Così si apre il recente rapporto dell’Istat. Ed è bastata questa frase per riaccendere le solite lamentazioni sulla mano lunga dello Stato, sull’«economia drogata», sull’ennesimo passo verso la statolatria. Ma a ben vedere, forse – e sottolineo forse – è giunto il momento di capovolgere il ragionamento. Perché non è detto che la presenza pubblica nell’economia sia un vizio. Potrebbe, anzi, tornare ad essere una virtù.

Una lezione che viene da lontano

C’è stato un tempo in cui l’Italia cresceva a ritmi vertiginosi, esportava know-how e costruiva acciaierie in Asia e in Sudamerica.
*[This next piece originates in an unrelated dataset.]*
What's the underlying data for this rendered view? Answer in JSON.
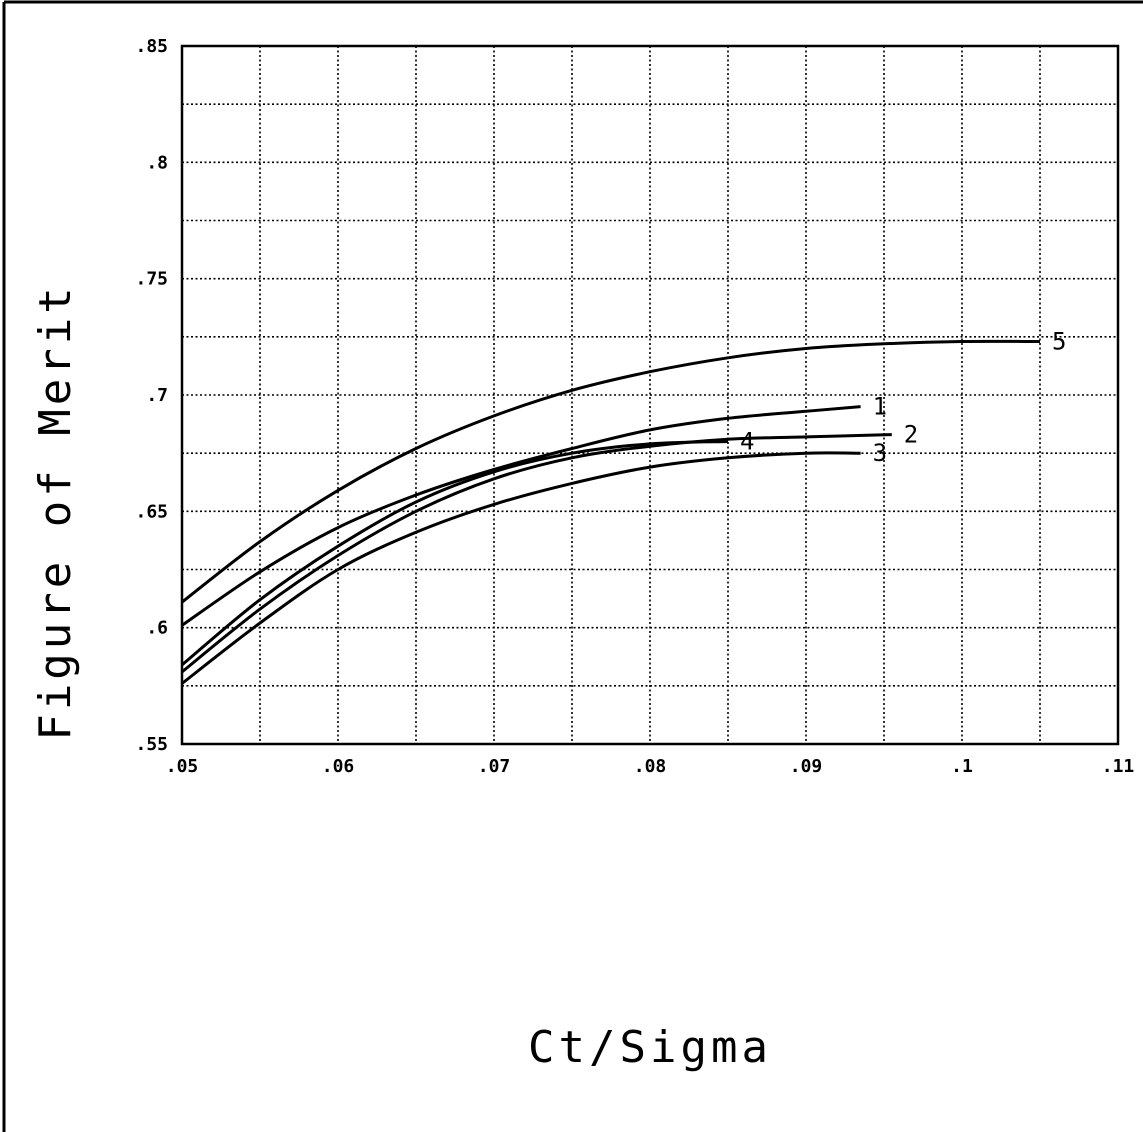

Quel tempo aveva un nome: IRI. Un acronimo che oggi fa storcere il naso agli ideologi del mercato a ogni costo, ma che allora significava eccellenza tecnica, visione industriale, efficienza manageriale.

Benché fosse un ente pubblico, l’IRI non fu il carrozzone inefficiente di cui si favoleggia oggi, ma un’architettura industriale che ha traghettato il Paese dal disastro bellico al miracolo economico.

La realtà del nostro tempo

Ora veniamo all’oggi. Lo Stato torna a investire, a detenere quote, a salvare imprese strategiche, e subito si grida allo scandalo. Ma qual è l’alternativa? Lasciare che colossi strategici finiscano in mani straniere? Che aziende fondamentali per l’energia, la difesa o le infrastrutture scompaiano o vengano svendute al miglior offerente?

Il Documento di Finanza Pubblica prevede privatizzazioni per lo 0,8% del PIL nel triennio 2025-2027, ma nessuno – fortunatamente – sembra avere fretta. Perché privatizzare non è un dogma, e mantenere quote pubbliche non è eresia.

Non è statalismo, è responsabilità

Il governo Meloni, al netto delle tante contraddizioni che la gestione quotidiana comporta, ha il merito di aver riscoperto il valore dell’intervento pubblico mirato. Non si tratta di tornare allo Stato gestore di tutto, ma di riprendere il controllo laddove il mercato ha fallito o non è stato in grado di garantire stabilità, visione e sviluppo.

Anziché disturbare chi vuole fare, forse dovremmo aiutare lo Stato a fare meglio, mettendo in campo competenze, trasparenza e criteri manageriali.

Serve uno Stato forte, non invadente

C’è una differenza sostanziale tra lo Stato padrone e lo Stato stratega. Il primo soffoca, il secondo protegge. Il primo crea burocrazia, il secondo guida lo sviluppo.

L’Italia ha bisogno di quest’ultimo. Di uno Stato che abbia il coraggio di entrare dove serve, restare finché è utile, e ritirarsi quando le condizioni lo permettono. Non per fede ideologica, ma per buon senso economico.

Perché, e concludo, il mercato è un ottimo servitore ma un pessimo padrone. E a volte, anche i servitori, hanno bisogno di una guida.